One of the problems most frequently raised by the scientific international audience is the level of consolidated evidence-based medicine (EBM) offered by PRP in the in vivo treatment of soft/bone tissue defects [10,11,45,48,50], aesthetic defects [55], wound healing [46,47,56,57] and hair loss [5,6,7,58,59,60,61] compared versus FDA-approved and/or EMA/CAT and/or other institutions. The rationale of this problem is borne by the fact that many institutional guidelines of several nations are based on the EBM impact of a drug/procedure. For this reason, the authors feel the necessity to contribute consolidation of the EBM of PRP use via this systemic review of randomized/controlled/clinical trials (identified as EBM level 1a study), evaluating the in vitro impact of different PRP concentrations on cell proliferation, the related in vivo effect, reporting the most updated information compared with the last systemic reviews and adding an EBM 1a study to this topic.

5. Conclusions

This systematic review suggests a positive impact of PRP on tissue repair, as shown by in vivo, present a safe and effective procedure.
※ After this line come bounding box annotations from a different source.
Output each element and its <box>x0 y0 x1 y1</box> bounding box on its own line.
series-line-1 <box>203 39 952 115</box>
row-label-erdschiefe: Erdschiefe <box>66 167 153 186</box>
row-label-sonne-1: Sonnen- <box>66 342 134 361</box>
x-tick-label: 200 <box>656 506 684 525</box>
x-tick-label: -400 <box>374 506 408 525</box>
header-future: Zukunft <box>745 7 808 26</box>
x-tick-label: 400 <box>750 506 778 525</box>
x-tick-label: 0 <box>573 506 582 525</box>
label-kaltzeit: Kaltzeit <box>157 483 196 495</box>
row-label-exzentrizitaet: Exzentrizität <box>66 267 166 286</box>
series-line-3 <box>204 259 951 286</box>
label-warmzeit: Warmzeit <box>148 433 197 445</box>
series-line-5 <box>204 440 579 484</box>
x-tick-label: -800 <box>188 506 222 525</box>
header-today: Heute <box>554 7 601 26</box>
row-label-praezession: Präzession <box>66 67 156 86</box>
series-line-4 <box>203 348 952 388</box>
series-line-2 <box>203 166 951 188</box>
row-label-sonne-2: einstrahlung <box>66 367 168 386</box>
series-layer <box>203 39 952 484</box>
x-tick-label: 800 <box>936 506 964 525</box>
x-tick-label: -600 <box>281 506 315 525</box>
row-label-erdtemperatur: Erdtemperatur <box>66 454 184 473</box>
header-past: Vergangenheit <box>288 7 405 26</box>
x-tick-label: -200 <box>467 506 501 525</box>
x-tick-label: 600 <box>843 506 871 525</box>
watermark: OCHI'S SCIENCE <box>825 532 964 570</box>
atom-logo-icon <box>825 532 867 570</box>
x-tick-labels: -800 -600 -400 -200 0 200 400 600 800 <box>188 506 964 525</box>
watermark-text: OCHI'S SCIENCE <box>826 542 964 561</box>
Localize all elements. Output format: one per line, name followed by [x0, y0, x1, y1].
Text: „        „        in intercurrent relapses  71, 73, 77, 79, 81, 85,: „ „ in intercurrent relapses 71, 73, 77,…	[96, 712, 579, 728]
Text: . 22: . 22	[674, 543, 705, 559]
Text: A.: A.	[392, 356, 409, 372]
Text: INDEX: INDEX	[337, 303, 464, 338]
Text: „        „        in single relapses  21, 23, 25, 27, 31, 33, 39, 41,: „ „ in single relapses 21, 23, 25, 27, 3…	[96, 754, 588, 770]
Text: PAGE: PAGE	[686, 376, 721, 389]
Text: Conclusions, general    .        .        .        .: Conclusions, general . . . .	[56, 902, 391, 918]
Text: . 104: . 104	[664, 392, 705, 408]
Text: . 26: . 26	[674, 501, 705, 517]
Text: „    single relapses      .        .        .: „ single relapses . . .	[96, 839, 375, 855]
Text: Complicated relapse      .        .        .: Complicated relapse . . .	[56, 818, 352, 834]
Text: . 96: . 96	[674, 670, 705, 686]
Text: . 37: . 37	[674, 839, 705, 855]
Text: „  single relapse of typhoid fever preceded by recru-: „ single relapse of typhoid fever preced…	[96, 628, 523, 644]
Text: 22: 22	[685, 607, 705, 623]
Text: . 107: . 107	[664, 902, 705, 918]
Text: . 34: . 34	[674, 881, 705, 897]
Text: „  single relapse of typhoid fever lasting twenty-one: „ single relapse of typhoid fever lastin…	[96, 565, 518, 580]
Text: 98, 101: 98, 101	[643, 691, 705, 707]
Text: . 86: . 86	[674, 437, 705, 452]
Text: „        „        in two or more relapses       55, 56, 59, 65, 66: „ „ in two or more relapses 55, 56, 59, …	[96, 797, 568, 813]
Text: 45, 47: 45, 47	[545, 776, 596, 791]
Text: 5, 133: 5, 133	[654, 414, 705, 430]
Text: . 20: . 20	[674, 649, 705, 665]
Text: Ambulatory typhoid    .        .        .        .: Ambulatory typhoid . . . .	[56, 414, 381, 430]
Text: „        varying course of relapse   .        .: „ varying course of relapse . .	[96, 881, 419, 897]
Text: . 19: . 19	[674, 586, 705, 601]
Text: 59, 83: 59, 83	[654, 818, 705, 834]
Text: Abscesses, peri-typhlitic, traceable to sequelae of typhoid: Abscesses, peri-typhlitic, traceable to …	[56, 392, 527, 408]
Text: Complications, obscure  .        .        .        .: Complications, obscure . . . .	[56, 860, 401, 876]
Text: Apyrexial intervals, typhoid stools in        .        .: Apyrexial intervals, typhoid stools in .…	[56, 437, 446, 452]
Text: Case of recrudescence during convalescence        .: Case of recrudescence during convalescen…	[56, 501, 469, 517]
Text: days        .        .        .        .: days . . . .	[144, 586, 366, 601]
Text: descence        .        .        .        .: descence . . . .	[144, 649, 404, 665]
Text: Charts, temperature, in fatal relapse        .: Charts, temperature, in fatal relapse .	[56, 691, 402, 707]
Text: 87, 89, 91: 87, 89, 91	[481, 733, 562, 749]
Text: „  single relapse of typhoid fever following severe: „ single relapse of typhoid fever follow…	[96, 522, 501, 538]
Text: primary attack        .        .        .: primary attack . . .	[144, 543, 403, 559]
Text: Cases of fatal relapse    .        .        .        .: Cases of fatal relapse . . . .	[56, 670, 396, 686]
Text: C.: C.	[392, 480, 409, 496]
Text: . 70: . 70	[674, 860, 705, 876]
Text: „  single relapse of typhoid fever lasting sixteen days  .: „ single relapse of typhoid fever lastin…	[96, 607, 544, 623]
Regarding the in vitro evaluation, the optimal PRP/media ratio was PRP ≤ 10% (Vol/Vol) while the optimal platelet concentration since to start for effective PRP implication was 1.0–1.5 × 106/μL.

Probably, the next future will be based exclusively on autologous and/or allogeneic regenerative based therapies and for this reason, it appears to be necessary to invite all the international audience to read the present work and related articles with the aim of promoting the publication of only EBM level 1–2 studies.